19 March 2019

Throwback: Clubbing Perdana

Satu-satunya foto malam itu

Sesuai ritual sebelum tidur setiap malam, gue harus banget baca Quora dulu. Muncul pertanyaan "Bagaimana pengalaman Anda saat masuk klub malam?"

Ingatan gue langsung melayang ke memori di Bali tahun 2016 bersama Monde.

First, let me say what I want to say as a Linguist. Kelab. Bukan klub. Wk.


Pertama (dan terakhir) kalinya gue masuk kelab adalah di Legian.


Gue dan Monde traveling berdua ke Bali dan menginap di sebuah hotel di daerah Legian, salah satu pusat kehidupan malam Bali. Saat itu kami bertekad akan nyobain clubbing untuk pertama kalinya. Maklum, puncak kenakalan kami selama berteman hanyalah nonton konser David Archuleta di Lapangan D Senayan, pulang ke asrama jam 1 malam dan gerbangnya udah dikunci, jadi kami menginap semalaman di McD Lippo Cikarang. Atau main ke asrama cowok malam-malam buat dengerin Nightmare Side di Radio Ardan dan ngumpet saat satpam lagi keliling di zaman kuliah dulu.


Dengan celana pendek, kaus dan sendal gunung, gue dan Monde menyusuri Legian sambil sesekali menolak orang-orang yang menawarkan jablay "Ladies! Ladies!" untuk memilih tempat mana yang akan kami masuki. Sekalian norak. "Astaga mbaknya joget-joget di tiang!" Ujar kami dengan tatapan takjub.


Di ujung jalan, sudah hampir dekat Monumen Peringatan Bom Bali, kami diberikan brosur sebuah kelab. Sky Garden Bali. Setelah menerima brosurnya dan mengucapkan terima kasih, gue dan Monde lanjut jalan untuk memilih kelab.


Baru beberapa langkah, mbak yang ngasih brosur membujuk, "Ladies night lho kak, cewek masuk gratis sebelum jam 11."




Being the cheap-ass that we were, "Gratis! Cuslah kita masuk!" Kami masih punya waktu sekitar satu jam sebelum gratisan Ladies Night berakhir. Serunya, gak hanya masuk gratis, kami juga dapat minuman gratis, masing-masing dua gelas. Apa pesanan gue? Sprite. Sungguh berfaedah.
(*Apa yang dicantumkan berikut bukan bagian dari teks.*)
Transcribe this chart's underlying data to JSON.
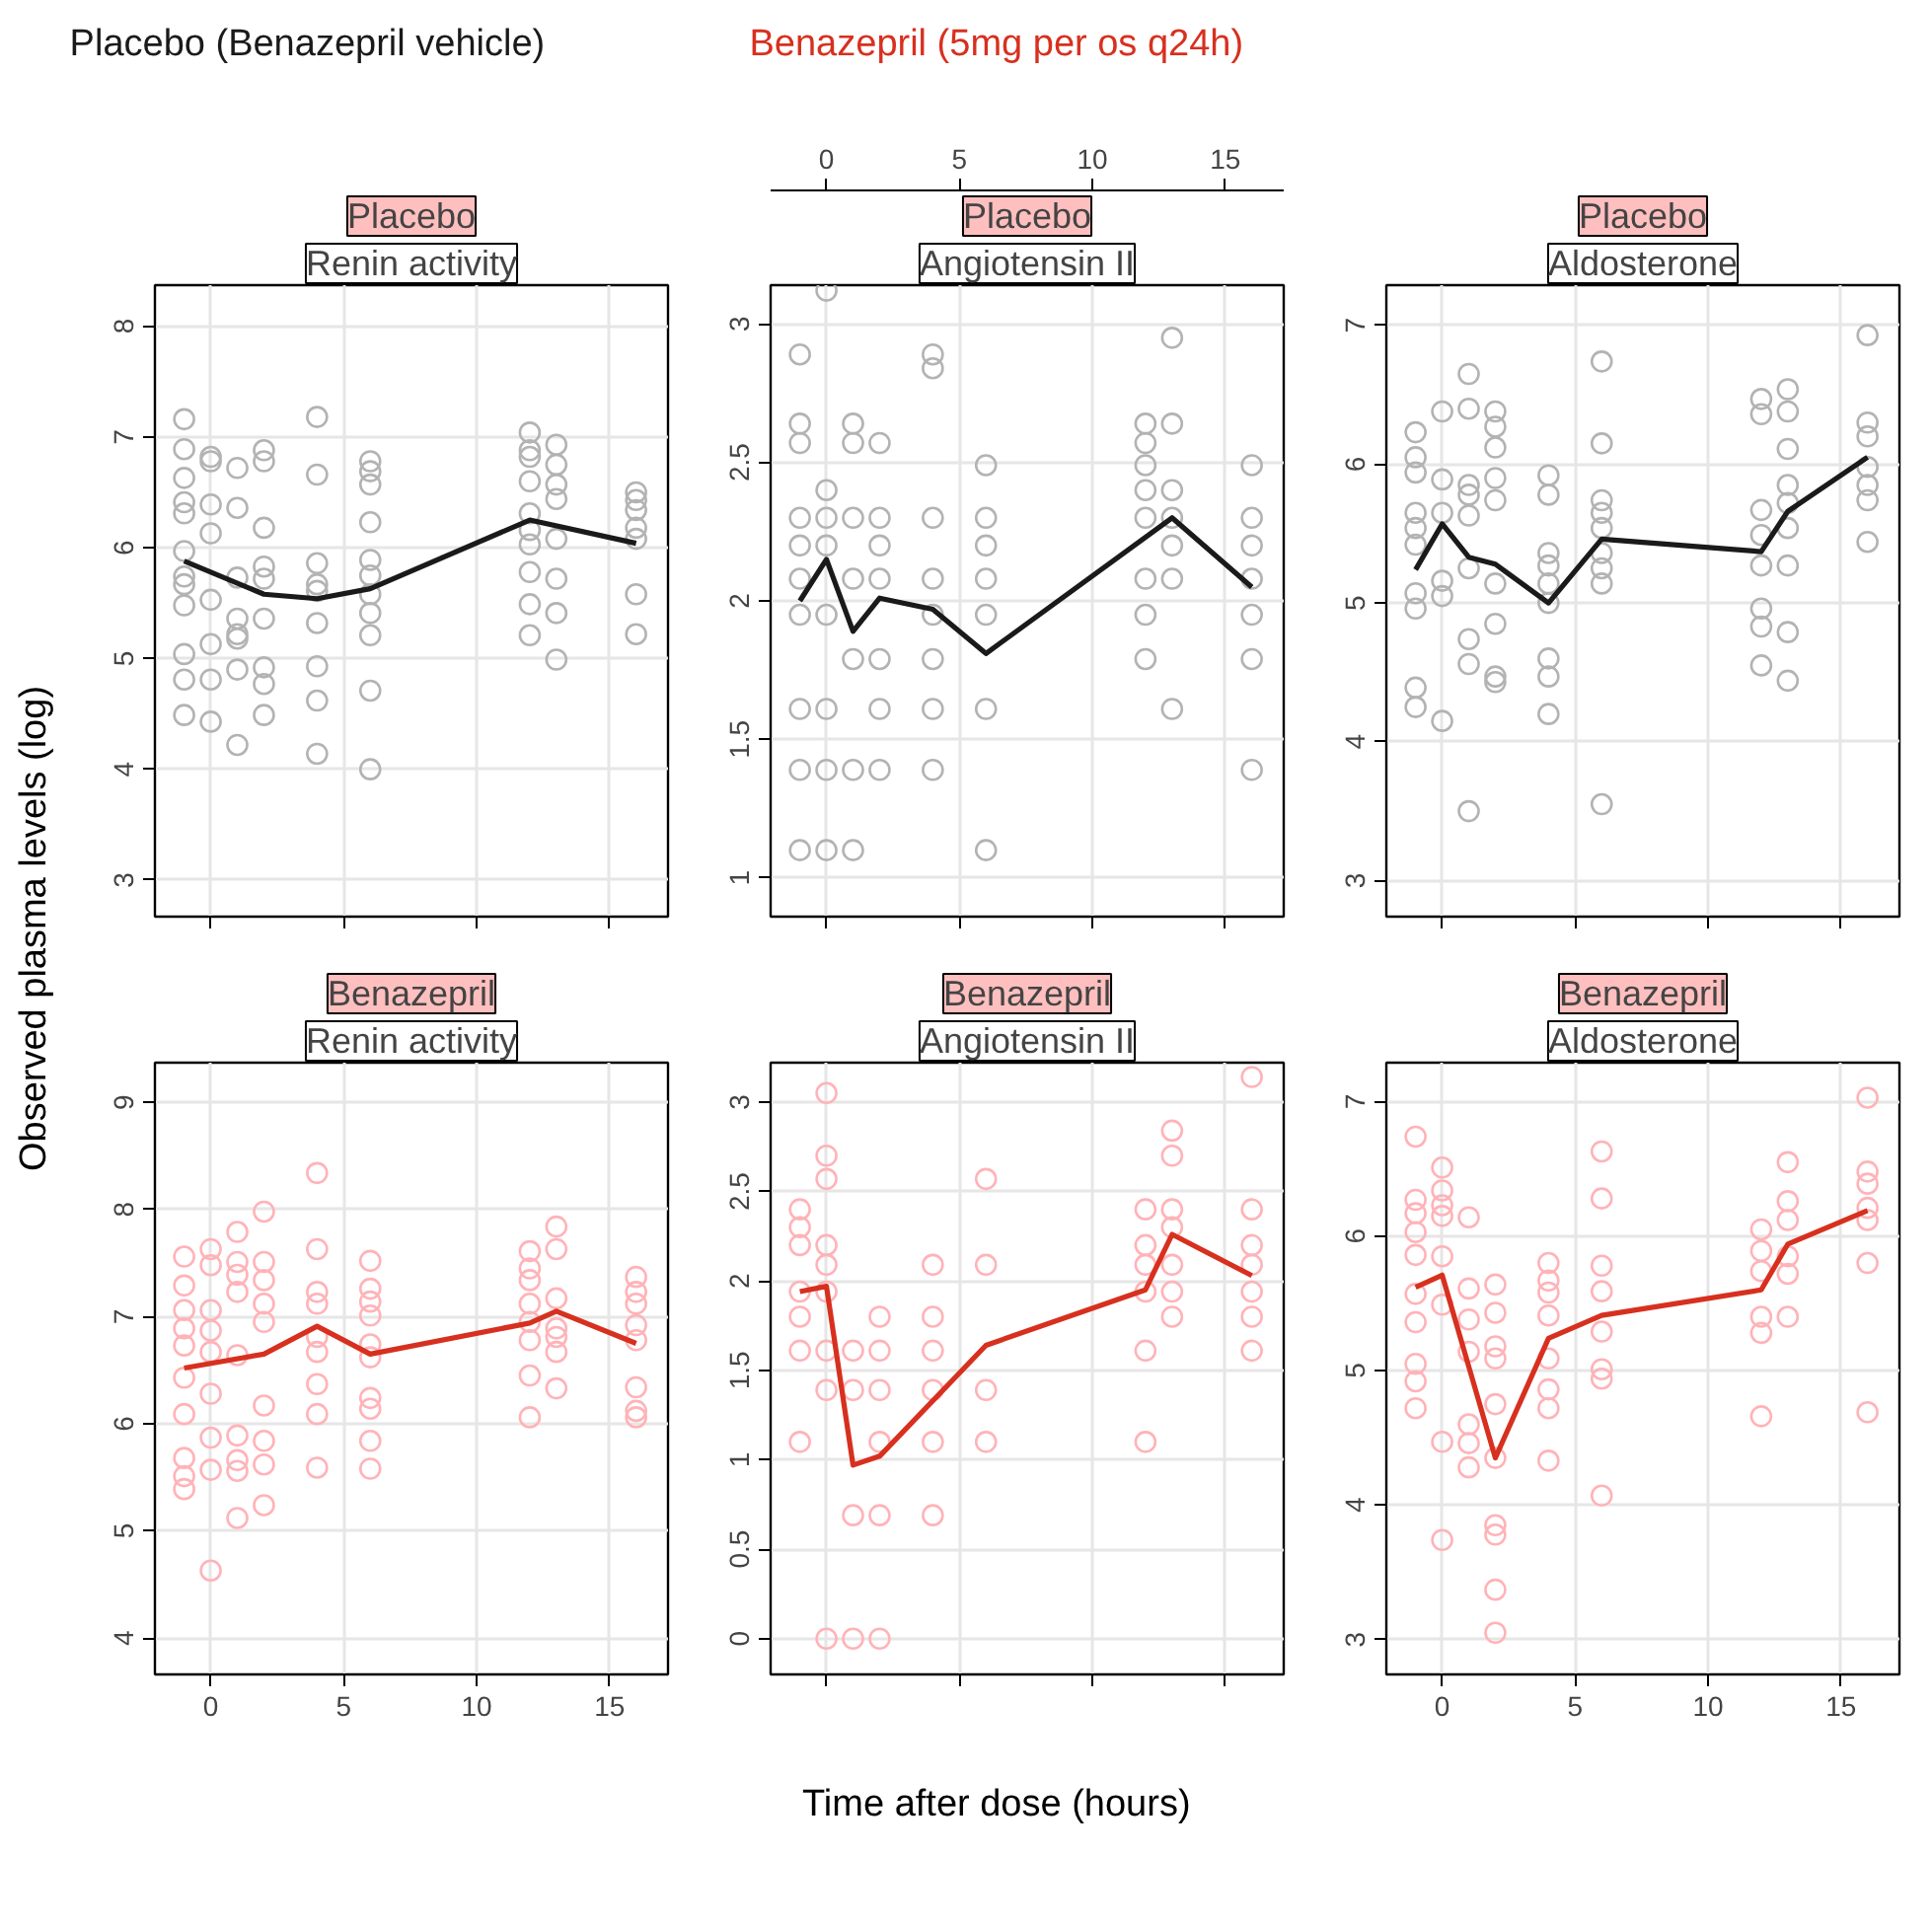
{
  "chart_data": [
    {
      "type": "line",
      "title": "Placebo",
      "subtitle": "Renin activity",
      "ylabel": "Observed plasma levels (log)",
      "legend": "top",
      "grid": true,
      "tick_labels": "y",
      "xlim": [
        -2.1,
        17.2
      ],
      "xticks": [
        0,
        5,
        10,
        15
      ],
      "ylim": [
        2.67,
        8.37
      ],
      "yticks": [
        3,
        4,
        5,
        6,
        7,
        8
      ],
      "series": [
        {
          "type": "scatter",
          "marker": "circle",
          "color": "#b3b3b3",
          "x": [
            -1,
            -1,
            -1,
            -1,
            -1,
            -1,
            -1,
            -1,
            -1,
            -1,
            -1,
            -1,
            0,
            0,
            0,
            0,
            0,
            0,
            0,
            0,
            1,
            1,
            1,
            1,
            1,
            1,
            1,
            1,
            2,
            2,
            2,
            2,
            2,
            2,
            2,
            2,
            2,
            4,
            4,
            4,
            4,
            4,
            4,
            4,
            4,
            4,
            6,
            6,
            6,
            6,
            6,
            6,
            6,
            6,
            6,
            6,
            6,
            12,
            12,
            12,
            12,
            12,
            12,
            12,
            12,
            12,
            12,
            13,
            13,
            13,
            13,
            13,
            13,
            13,
            13,
            16,
            16,
            16,
            16,
            16,
            16,
            16
          ],
          "values": [
            7.16,
            6.89,
            6.63,
            6.41,
            6.31,
            5.97,
            5.74,
            5.67,
            5.48,
            5.04,
            4.81,
            4.49,
            6.82,
            6.78,
            6.39,
            6.13,
            5.53,
            5.13,
            4.81,
            4.43,
            6.72,
            6.36,
            5.73,
            5.36,
            5.22,
            5.18,
            4.9,
            4.22,
            6.88,
            6.78,
            6.18,
            5.83,
            5.72,
            5.36,
            4.92,
            4.77,
            4.49,
            7.18,
            6.66,
            5.86,
            5.67,
            5.61,
            5.32,
            4.93,
            4.62,
            4.14,
            6.78,
            6.69,
            6.57,
            6.23,
            5.89,
            5.75,
            5.58,
            5.41,
            5.21,
            4.71,
            4.0,
            7.04,
            6.88,
            6.82,
            6.6,
            6.31,
            6.16,
            6.03,
            5.78,
            5.49,
            5.21,
            6.93,
            6.75,
            6.57,
            6.44,
            6.08,
            5.72,
            5.41,
            4.99,
            6.5,
            6.43,
            6.34,
            6.18,
            6.08,
            5.58,
            5.22
          ]
        },
        {
          "name": "Placebo (Benazepril vehicle)",
          "color": "#1a1a1a",
          "x": [
            -1,
            2,
            4,
            6,
            12,
            16
          ],
          "values": [
            5.88,
            5.58,
            5.54,
            5.63,
            6.25,
            6.04
          ]
        }
      ]
    },
    {
      "type": "line",
      "title": "Placebo",
      "subtitle": "Angiotensin II",
      "grid": true,
      "tick_labels": "y",
      "xlim": [
        -2.1,
        17.2
      ],
      "xticks": [
        0,
        5,
        10,
        15
      ],
      "x2lim": [
        -2.1,
        17.2
      ],
      "x2ticks": [
        0,
        5,
        10,
        15
      ],
      "ylim": [
        0.86,
        3.14
      ],
      "yticks": [
        1.0,
        1.5,
        2.0,
        2.5,
        3.0
      ],
      "series": [
        {
          "type": "scatter",
          "marker": "circle",
          "color": "#b3b3b3",
          "x": [
            -1,
            -1,
            -1,
            -1,
            -1,
            -1,
            -1,
            -1,
            -1,
            -1,
            0,
            0,
            0,
            0,
            0,
            0,
            0,
            0,
            1,
            1,
            1,
            1,
            1,
            1,
            1,
            2,
            2,
            2,
            2,
            2,
            2,
            2,
            4,
            4,
            4,
            4,
            4,
            4,
            4,
            4,
            6,
            6,
            6,
            6,
            6,
            6,
            6,
            12,
            12,
            12,
            12,
            12,
            12,
            12,
            12,
            13,
            13,
            13,
            13,
            13,
            13,
            13,
            16,
            16,
            16,
            16,
            16,
            16,
            16
          ],
          "values": [
            2.89,
            2.64,
            2.57,
            2.3,
            2.2,
            2.08,
            1.95,
            1.61,
            1.39,
            1.1,
            3.12,
            2.4,
            2.3,
            2.2,
            1.95,
            1.61,
            1.39,
            1.1,
            2.64,
            2.57,
            2.3,
            2.08,
            1.79,
            1.39,
            1.1,
            2.57,
            2.3,
            2.2,
            2.08,
            1.79,
            1.61,
            1.39,
            2.89,
            2.84,
            2.3,
            2.08,
            1.95,
            1.79,
            1.61,
            1.39,
            2.49,
            2.3,
            2.2,
            2.08,
            1.95,
            1.61,
            1.1,
            2.64,
            2.57,
            2.49,
            2.4,
            2.3,
            2.08,
            1.95,
            1.79,
            2.95,
            2.64,
            2.4,
            2.3,
            2.2,
            2.08,
            1.61,
            2.49,
            2.3,
            2.2,
            2.08,
            1.95,
            1.79,
            1.39
          ]
        },
        {
          "color": "#1a1a1a",
          "x": [
            -1,
            0,
            1,
            2,
            4,
            6,
            13,
            16
          ],
          "values": [
            2.0,
            2.15,
            1.89,
            2.01,
            1.97,
            1.81,
            2.3,
            2.05
          ]
        }
      ]
    },
    {
      "type": "line",
      "title": "Placebo",
      "subtitle": "Aldosterone",
      "grid": true,
      "tick_labels": "y",
      "xlim": [
        -2.1,
        17.2
      ],
      "xticks": [
        0,
        5,
        10,
        15
      ],
      "ylim": [
        2.74,
        7.29
      ],
      "yticks": [
        3,
        4,
        5,
        6,
        7
      ],
      "series": [
        {
          "type": "scatter",
          "marker": "circle",
          "color": "#b3b3b3",
          "x": [
            -1,
            -1,
            -1,
            -1,
            -1,
            -1,
            -1,
            -1,
            -1,
            -1,
            0,
            0,
            0,
            0,
            0,
            0,
            1,
            1,
            1,
            1,
            1,
            1,
            1,
            1,
            1,
            2,
            2,
            2,
            2,
            2,
            2,
            2,
            2,
            2,
            4,
            4,
            4,
            4,
            4,
            4,
            4,
            4,
            4,
            6,
            6,
            6,
            6,
            6,
            6,
            6,
            6,
            6,
            12,
            12,
            12,
            12,
            12,
            12,
            12,
            12,
            13,
            13,
            13,
            13,
            13,
            13,
            13,
            13,
            13,
            16,
            16,
            16,
            16,
            16,
            16,
            16
          ],
          "values": [
            6.23,
            6.05,
            5.94,
            5.65,
            5.54,
            5.42,
            5.07,
            4.96,
            4.39,
            4.25,
            6.38,
            5.89,
            5.65,
            5.16,
            5.05,
            4.15,
            6.65,
            6.4,
            5.85,
            5.78,
            5.63,
            5.25,
            4.74,
            4.56,
            3.5,
            6.38,
            6.27,
            6.12,
            5.9,
            5.74,
            5.14,
            4.85,
            4.47,
            4.43,
            5.92,
            5.78,
            5.36,
            5.27,
            5.14,
            5.0,
            4.6,
            4.47,
            4.2,
            6.74,
            6.15,
            5.74,
            5.65,
            5.54,
            5.36,
            5.25,
            5.14,
            3.55,
            6.47,
            6.36,
            5.67,
            5.49,
            5.27,
            4.96,
            4.83,
            4.55,
            6.54,
            6.38,
            6.11,
            5.85,
            5.72,
            5.54,
            5.27,
            4.79,
            4.44,
            6.93,
            6.3,
            6.2,
            5.98,
            5.85,
            5.74,
            5.44
          ]
        },
        {
          "color": "#1a1a1a",
          "x": [
            -1,
            0,
            1,
            2,
            4,
            6,
            12,
            13,
            16
          ],
          "values": [
            5.24,
            5.57,
            5.33,
            5.28,
            5.0,
            5.46,
            5.37,
            5.66,
            6.05
          ]
        }
      ]
    },
    {
      "type": "line",
      "title": "Benazepril",
      "subtitle": "Renin activity",
      "grid": true,
      "xlim": [
        -2.1,
        17.2
      ],
      "xticks": [
        0,
        5,
        10,
        15
      ],
      "ylim": [
        3.66,
        9.37
      ],
      "yticks": [
        4,
        5,
        6,
        7,
        8,
        9
      ],
      "series": [
        {
          "type": "scatter",
          "marker": "circle",
          "color": "#ffb3b8",
          "x": [
            -1,
            -1,
            -1,
            -1,
            -1,
            -1,
            -1,
            -1,
            -1,
            -1,
            0,
            0,
            0,
            0,
            0,
            0,
            0,
            0,
            0,
            1,
            1,
            1,
            1,
            1,
            1,
            1,
            1,
            1,
            2,
            2,
            2,
            2,
            2,
            2,
            2,
            2,
            2,
            4,
            4,
            4,
            4,
            4,
            4,
            4,
            4,
            4,
            6,
            6,
            6,
            6,
            6,
            6,
            6,
            6,
            6,
            6,
            12,
            12,
            12,
            12,
            12,
            12,
            12,
            12,
            13,
            13,
            13,
            13,
            13,
            13,
            13,
            16,
            16,
            16,
            16,
            16,
            16,
            16,
            16
          ],
          "values": [
            7.56,
            7.29,
            7.06,
            6.89,
            6.73,
            6.43,
            6.09,
            5.68,
            5.51,
            5.39,
            7.63,
            7.48,
            7.06,
            6.87,
            6.67,
            6.28,
            5.87,
            5.57,
            4.63,
            7.79,
            7.51,
            7.39,
            7.23,
            6.64,
            5.89,
            5.66,
            5.56,
            5.12,
            7.98,
            7.51,
            7.34,
            7.12,
            6.95,
            6.17,
            5.84,
            5.62,
            5.24,
            8.34,
            7.63,
            7.23,
            7.12,
            6.81,
            6.67,
            6.37,
            6.09,
            5.59,
            7.52,
            7.26,
            7.14,
            7.01,
            6.74,
            6.62,
            6.24,
            6.14,
            5.84,
            5.58,
            7.61,
            7.45,
            7.34,
            7.12,
            6.95,
            6.78,
            6.45,
            6.06,
            7.84,
            7.63,
            7.17,
            6.89,
            6.81,
            6.67,
            6.33,
            7.37,
            7.23,
            7.12,
            6.92,
            6.78,
            6.34,
            6.12,
            6.06
          ]
        },
        {
          "name": "Benazepril (5mg per os q24h)",
          "color": "#d7301f",
          "x": [
            -1,
            2,
            4,
            6,
            12,
            13,
            16
          ],
          "values": [
            6.52,
            6.65,
            6.91,
            6.65,
            6.94,
            7.05,
            6.75
          ]
        }
      ]
    },
    {
      "type": "line",
      "title": "Benazepril",
      "subtitle": "Angiotensin II",
      "xlabel": "Time after dose (hours)",
      "grid": true,
      "tick_labels": "y",
      "xlim": [
        -2.1,
        17.2
      ],
      "xticks": [
        0,
        5,
        10,
        15
      ],
      "ylim": [
        -0.2,
        3.22
      ],
      "yticks": [
        0.0,
        0.5,
        1.0,
        1.5,
        2.0,
        2.5,
        3.0
      ],
      "series": [
        {
          "type": "scatter",
          "marker": "circle",
          "color": "#ffb3b8",
          "x": [
            -1,
            -1,
            -1,
            -1,
            -1,
            -1,
            -1,
            0,
            0,
            0,
            0,
            0,
            0,
            0,
            0,
            0,
            1,
            1,
            1,
            1,
            2,
            2,
            2,
            2,
            2,
            2,
            4,
            4,
            4,
            4,
            4,
            4,
            6,
            6,
            6,
            6,
            12,
            12,
            12,
            12,
            12,
            12,
            13,
            13,
            13,
            13,
            13,
            13,
            13,
            16,
            16,
            16,
            16,
            16,
            16,
            16
          ],
          "values": [
            2.4,
            2.3,
            2.2,
            1.94,
            1.8,
            1.61,
            1.1,
            3.05,
            2.7,
            2.57,
            2.2,
            2.09,
            1.94,
            1.61,
            1.39,
            0.0,
            1.61,
            1.39,
            0.69,
            0.0,
            1.8,
            1.61,
            1.39,
            1.1,
            0.69,
            0.0,
            2.09,
            1.8,
            1.61,
            1.39,
            1.1,
            0.69,
            2.57,
            2.09,
            1.39,
            1.1,
            2.4,
            2.2,
            2.09,
            1.94,
            1.61,
            1.1,
            2.84,
            2.7,
            2.4,
            2.3,
            2.09,
            1.94,
            1.8,
            3.14,
            2.4,
            2.2,
            2.09,
            1.94,
            1.8,
            1.61
          ]
        },
        {
          "color": "#d7301f",
          "x": [
            -1,
            0,
            1,
            2,
            6,
            12,
            13,
            16
          ],
          "values": [
            1.94,
            1.97,
            0.97,
            1.02,
            1.64,
            1.95,
            2.26,
            2.03
          ]
        }
      ]
    },
    {
      "type": "line",
      "title": "Benazepril",
      "subtitle": "Aldosterone",
      "grid": true,
      "xlim": [
        -2.1,
        17.2
      ],
      "xticks": [
        0,
        5,
        10,
        15
      ],
      "ylim": [
        2.74,
        7.29
      ],
      "yticks": [
        3,
        4,
        5,
        6,
        7
      ],
      "series": [
        {
          "type": "scatter",
          "marker": "circle",
          "color": "#ffb3b8",
          "x": [
            -1,
            -1,
            -1,
            -1,
            -1,
            -1,
            -1,
            -1,
            -1,
            -1,
            0,
            0,
            0,
            0,
            0,
            0,
            0,
            0,
            1,
            1,
            1,
            1,
            1,
            1,
            1,
            2,
            2,
            2,
            2,
            2,
            2,
            2,
            2,
            2,
            2,
            4,
            4,
            4,
            4,
            4,
            4,
            4,
            4,
            6,
            6,
            6,
            6,
            6,
            6,
            6,
            6,
            12,
            12,
            12,
            12,
            12,
            12,
            13,
            13,
            13,
            13,
            13,
            13,
            16,
            16,
            16,
            16,
            16,
            16,
            16
          ],
          "values": [
            6.74,
            6.27,
            6.17,
            6.03,
            5.86,
            5.57,
            5.36,
            5.05,
            4.92,
            4.72,
            6.51,
            6.34,
            6.23,
            6.15,
            5.85,
            5.49,
            4.47,
            3.74,
            6.14,
            5.61,
            5.38,
            5.14,
            4.6,
            4.46,
            4.28,
            5.64,
            5.43,
            5.18,
            5.09,
            4.75,
            4.35,
            3.85,
            3.78,
            3.37,
            3.05,
            5.8,
            5.67,
            5.58,
            5.41,
            5.09,
            4.86,
            4.72,
            4.33,
            6.63,
            6.28,
            5.78,
            5.59,
            5.29,
            5.01,
            4.94,
            4.07,
            6.05,
            5.89,
            5.74,
            5.4,
            5.28,
            4.66,
            6.55,
            6.26,
            6.12,
            5.85,
            5.72,
            5.4,
            7.03,
            6.48,
            6.39,
            6.21,
            6.12,
            5.8,
            4.69
          ]
        },
        {
          "color": "#d7301f",
          "x": [
            -1,
            0,
            2,
            4,
            6,
            12,
            13,
            16
          ],
          "values": [
            5.62,
            5.71,
            4.35,
            5.24,
            5.41,
            5.6,
            5.94,
            6.19
          ]
        }
      ]
    }
  ]
}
Apa yang kami lakukan di dalam sana?

Berdansa ria? Minum-minum sampai mabuk? Bersosialisasi dengan orang lain?

Nope.


Kami hanya berdiri di pojokan, minum sampai kembung dan memerhatikan orang lain yang sedang bergembira. Gue sama sekali gak berani ke lantai dansa karena terlalu banyak orang. (Ya iyalah u kira pesantren kilat?!) Semakin malam, semakin banyak orang mabuk. Botol-botol miras banyak yang jatuh dan pecah. Jogetan orang di lantai dansa semakin sensual dan banyak orang berciuman penuh nafsu, padahal mereka baru kenal beberapa menit sebelumnya. Itu semua bikin gue merasa canggung.


Maklum, mantan Remaja Masjid.




Mbak penari mulai beraksi di samping DJ, hanya dengan beha dan kancut hitam. Penarinya ada dua dan mereka bergantian, entah bagaimana cue-nya. Mbak pertama berambut agak panjang dan menari dengan semangat. Mbak kedua berambut pendek, tariannya agak lemah dan wajahnya agak murung.


Belum jam 11 malam, Cinderella pun belum dicariin emaknya, gue dan Monde memutuskan untuk keluar dari kelab. Antara udah gak nyaman dengan asap rokok dan bau alkohol yang menyengat dan badan udah encok akibat gendong ransel besar sejak pagi.


Selain pertama dan terakhir kalinya gue masuk kelab, itu juga pertama dan terakhir kalinya gue sok jadi backpacker, sok kuat gendong tas besar.